The FTSE Emerging Index was up 2.9% in sterling terms. Mexico, China and Korea gained ground, while Saudi Arabia declined in local terms. China’s industrial production grew 6.1% y/y in April, which was ahead of expectations, but behind March’s growth of 7.7%, as all key sectors slowed somewhat. Similarly, growth in exports slowed to 8.1% y/y in April from 12.4% y/y in March, as trade tariff worries dampened demand when compared with the strong comparative period that benefited from buying ahead of the US trade announcement in early April. Meanwhile, imports fell 0.2% y/y, however, this was an improvement on the decline of 4.3% y/y in the previous month. In Mexico, the benchmark interest rate was cut by 50 bps to 8.5%, against a backdrop of easing inflation and the recent return to modest economic growth in the first quarter. Yet, Mexico’s annual inflation stepped up slightly in April. In Brazil, the central bank added 50 bps to its key interest rate as it continued working to tame inflation. However, annual inflation edged up from 5.48% in March to 5.53% in April.

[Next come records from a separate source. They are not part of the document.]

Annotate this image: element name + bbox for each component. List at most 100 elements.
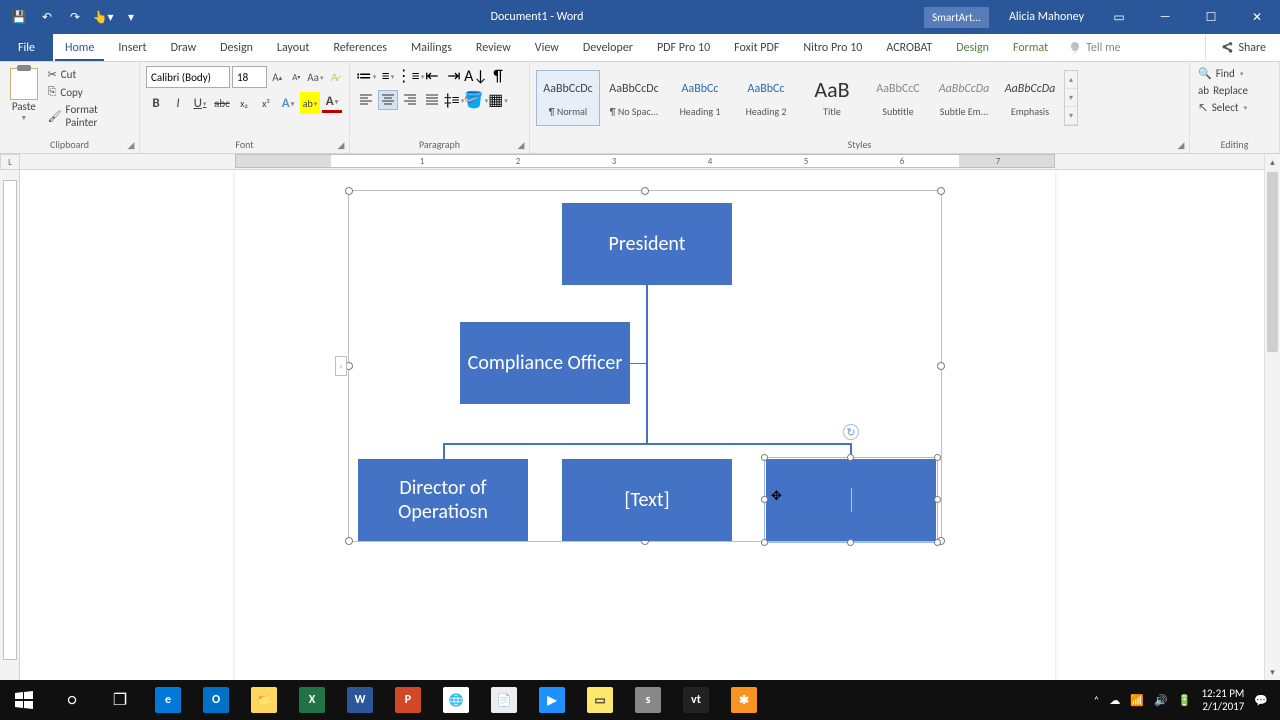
- frame-handle[interactable]: [641, 187, 649, 195]
- grow-font-button[interactable]: A▴: [269, 66, 286, 88]
- tab-foxit[interactable]: Foxit PDF: [722, 34, 791, 61]
- styles-scrollbar[interactable]: ▴▾▾: [1064, 70, 1078, 126]
- align-right-button[interactable]: [400, 90, 420, 110]
- taskbar-app-edge[interactable]: e: [144, 680, 192, 720]
- horizontal-ruler[interactable]: 1 2 3 4 5 6 7: [20, 154, 1264, 170]
- multilevel-list-button[interactable]: ⋮≡▾: [400, 66, 420, 86]
- minimize-icon[interactable]: —: [1142, 0, 1188, 34]
- line-spacing-button[interactable]: ‡≡▾: [444, 90, 464, 110]
- style-nospacing[interactable]: AaBbCcDc¶ No Spac...: [602, 70, 666, 126]
- shape-handle[interactable]: [761, 539, 768, 546]
- justify-button[interactable]: [422, 90, 442, 110]
- ribbon-options-icon[interactable]: ▭: [1096, 0, 1142, 34]
- tab-view[interactable]: View: [523, 34, 571, 61]
- shape-handle[interactable]: [934, 539, 941, 546]
- align-left-button[interactable]: [356, 90, 376, 110]
- cut-button[interactable]: ✂Cut: [46, 66, 133, 83]
- tab-insert[interactable]: Insert: [106, 34, 158, 61]
- decrease-indent-button[interactable]: ⇤: [422, 66, 442, 86]
- shrink-font-button[interactable]: A▾: [288, 66, 305, 88]
- task-view-button[interactable]: ❐: [96, 680, 144, 720]
- tab-references[interactable]: References: [321, 34, 399, 61]
- frame-handle[interactable]: [345, 187, 353, 195]
- orgchart-node-text[interactable]: [Text]: [562, 459, 732, 541]
- shape-handle[interactable]: [761, 454, 768, 461]
- select-button[interactable]: ↖Select▾: [1196, 100, 1273, 115]
- tab-pdfpro[interactable]: PDF Pro 10: [645, 34, 722, 61]
- style-subtitle[interactable]: AaBbCcCSubtitle: [866, 70, 930, 126]
- battery-icon[interactable]: 🔋: [1178, 694, 1192, 707]
- taskbar-app-gotomeeting[interactable]: ✱: [720, 680, 768, 720]
- taskbar-app-powerpoint[interactable]: P: [384, 680, 432, 720]
- smartart-text-pane-toggle[interactable]: ‹: [335, 356, 347, 376]
- style-heading1[interactable]: AaBbCcHeading 1: [668, 70, 732, 126]
- tab-acrobat[interactable]: ACROBAT: [874, 34, 944, 61]
- font-size-combo[interactable]: 18: [232, 66, 267, 88]
- frame-handle[interactable]: [937, 187, 945, 195]
- document-area[interactable]: ‹ President Compliance Officer Director …: [20, 170, 1264, 680]
- orgchart-node-director[interactable]: Director of Operatiosn: [358, 459, 528, 541]
- touch-mode-icon[interactable]: 👆▾: [92, 6, 114, 28]
- tell-me-search[interactable]: Tell me: [1060, 34, 1129, 61]
- vertical-scrollbar[interactable]: ▴ ▾: [1264, 154, 1280, 680]
- wifi-icon[interactable]: 📶: [1130, 694, 1144, 707]
- styles-dialog-launcher[interactable]: ◢: [1175, 139, 1187, 151]
- tab-review[interactable]: Review: [464, 34, 523, 61]
- taskbar-app-chrome[interactable]: 🌐: [432, 680, 480, 720]
- increase-indent-button[interactable]: ⇥: [444, 66, 464, 86]
- shape-handle[interactable]: [847, 454, 854, 461]
- taskbar-app-outlook[interactable]: O: [192, 680, 240, 720]
- style-subtle-emphasis[interactable]: AaBbCcDaSubtle Em...: [932, 70, 996, 126]
- bullets-button[interactable]: ≔▾: [356, 66, 376, 86]
- action-center-icon[interactable]: 💬: [1254, 694, 1268, 707]
- taskbar-app-vt[interactable]: vt: [672, 680, 720, 720]
- tab-mailings[interactable]: Mailings: [399, 34, 464, 61]
- show-marks-button[interactable]: ¶: [488, 66, 508, 86]
- tab-file[interactable]: File: [0, 34, 53, 61]
- tab-draw[interactable]: Draw: [159, 34, 209, 61]
- replace-button[interactable]: abReplace: [1196, 83, 1273, 98]
- align-center-button[interactable]: [378, 90, 398, 110]
- undo-icon[interactable]: ↶: [36, 6, 58, 28]
- taskbar-app-sticky[interactable]: ▭: [576, 680, 624, 720]
- tab-layout[interactable]: Layout: [265, 34, 322, 61]
- style-heading2[interactable]: AaBbCcHeading 2: [734, 70, 798, 126]
- taskbar-app-explorer[interactable]: 📁: [240, 680, 288, 720]
- taskbar-clock[interactable]: 12:21 PM 2/1/2017: [1201, 687, 1244, 713]
- shape-handle[interactable]: [847, 539, 854, 546]
- scroll-thumb[interactable]: [1267, 172, 1278, 352]
- font-color-button[interactable]: A▾: [322, 94, 342, 113]
- paste-button[interactable]: Paste ▼: [6, 66, 42, 131]
- clear-formatting-button[interactable]: A̷: [326, 66, 343, 88]
- tab-smartart-design[interactable]: Design: [944, 34, 1001, 61]
- styles-gallery[interactable]: AaBbCcDc¶ Normal AaBbCcDc¶ No Spac... Aa…: [536, 66, 1183, 130]
- frame-handle[interactable]: [345, 537, 353, 545]
- strikethrough-button[interactable]: abc: [212, 92, 232, 114]
- font-dialog-launcher[interactable]: ◢: [335, 139, 347, 151]
- orgchart-node-president[interactable]: President: [562, 203, 732, 285]
- find-button[interactable]: 🔍Find▾: [1196, 66, 1273, 81]
- tray-overflow-icon[interactable]: ˄: [1093, 694, 1099, 707]
- tab-smartart-format[interactable]: Format: [1001, 34, 1060, 61]
- sort-button[interactable]: A↓: [466, 66, 486, 86]
- redo-icon[interactable]: ↷: [64, 6, 86, 28]
- clipboard-dialog-launcher[interactable]: ◢: [125, 139, 137, 151]
- orgchart-node-compliance[interactable]: Compliance Officer: [460, 322, 630, 404]
- scroll-up-icon[interactable]: ▴: [1265, 154, 1280, 170]
- tab-home[interactable]: Home: [53, 34, 106, 61]
- taskbar-app-s[interactable]: s: [624, 680, 672, 720]
- superscript-button[interactable]: x²: [256, 92, 276, 114]
- volume-icon[interactable]: 🔊: [1154, 694, 1168, 707]
- taskbar-app-notepad[interactable]: 📄: [480, 680, 528, 720]
- start-button[interactable]: [0, 680, 48, 720]
- smartart-frame[interactable]: ‹ President Compliance Officer Director …: [348, 190, 942, 542]
- text-effects-button[interactable]: A▾: [278, 92, 298, 114]
- scroll-down-icon[interactable]: ▾: [1265, 664, 1280, 680]
- onedrive-icon[interactable]: ☁: [1109, 694, 1120, 707]
- font-name-combo[interactable]: Calibri (Body): [146, 66, 230, 88]
- taskbar-app-word[interactable]: W: [336, 680, 384, 720]
- tab-developer[interactable]: Developer: [571, 34, 645, 61]
- vertical-ruler[interactable]: [0, 170, 20, 680]
- shading-button[interactable]: 🪣▾: [466, 90, 486, 110]
- tab-nitro[interactable]: Nitro Pro 10: [791, 34, 874, 61]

The FTSE Asia Pacific ex Japan Index rose 4.0% in sterling terms. At the country level, China, Korea, Taiwan, Australia and India moved higher in local currency terms. India’s annual inflation continued to slow, reaching 3.16% in April, from 3.34% in March, helped by a further softening of food price rises. This was the sixth successive month of slowing prices and may give the central bank leeway to cut interest rates further in the coming months. The Bank of Korea reduced its base rate from 2.75% to 2.5% amid faltering economic growth. Korea’s inflation rate stayed at 2.1% y/y in April, but the central bank nudged up its forecast for this year to 1.9%, from 1.8%. The Australian central bank cut its benchmark rate by 25 bps at its meeting in May, as inflation risks lessened.

In fixed income markets, government bonds declined. In the US, the 10-year Treasury yield rose from 4.17% to 4.40% (and the price declined) in part because of Moody’s downgrade of the US sovereign credit rating and a weak US Treasury auction that underscored weaker sentiment about US debt levels.

UK 10-year gilts and 10-year Japanese Government Bond yields also rose (prices fell). In contrast, some government debt in Europe rose in value, with Spain and Italy among the markets to rise. Emerging market local currency government debt advanced over the month, helped in part by US dollar weakness. Credit outpaced government bonds. Investment grade bonds declined in sterling terms but were flat in local currency terms. High yield gained ground as investor risk appetite increased.

The FTSE EPRA Nareit Developed Index, a measure of the performance of Real Estate Investment Trusts (REITs), moved 1.5% higher in sterling terms. Note that REITs tend to be sensitive to interest rate expectations. During the month to end-April – the latest period with available figures – the MSCI UK Monthly Property Index grew 0.6%. In the UK commercial property market, interest rate reductions have helped to improve sentiment. The office and industrial segments have generally seen improving demand, while retail has tended to lag in recent quarters.

*All index data are shown in total return sterling.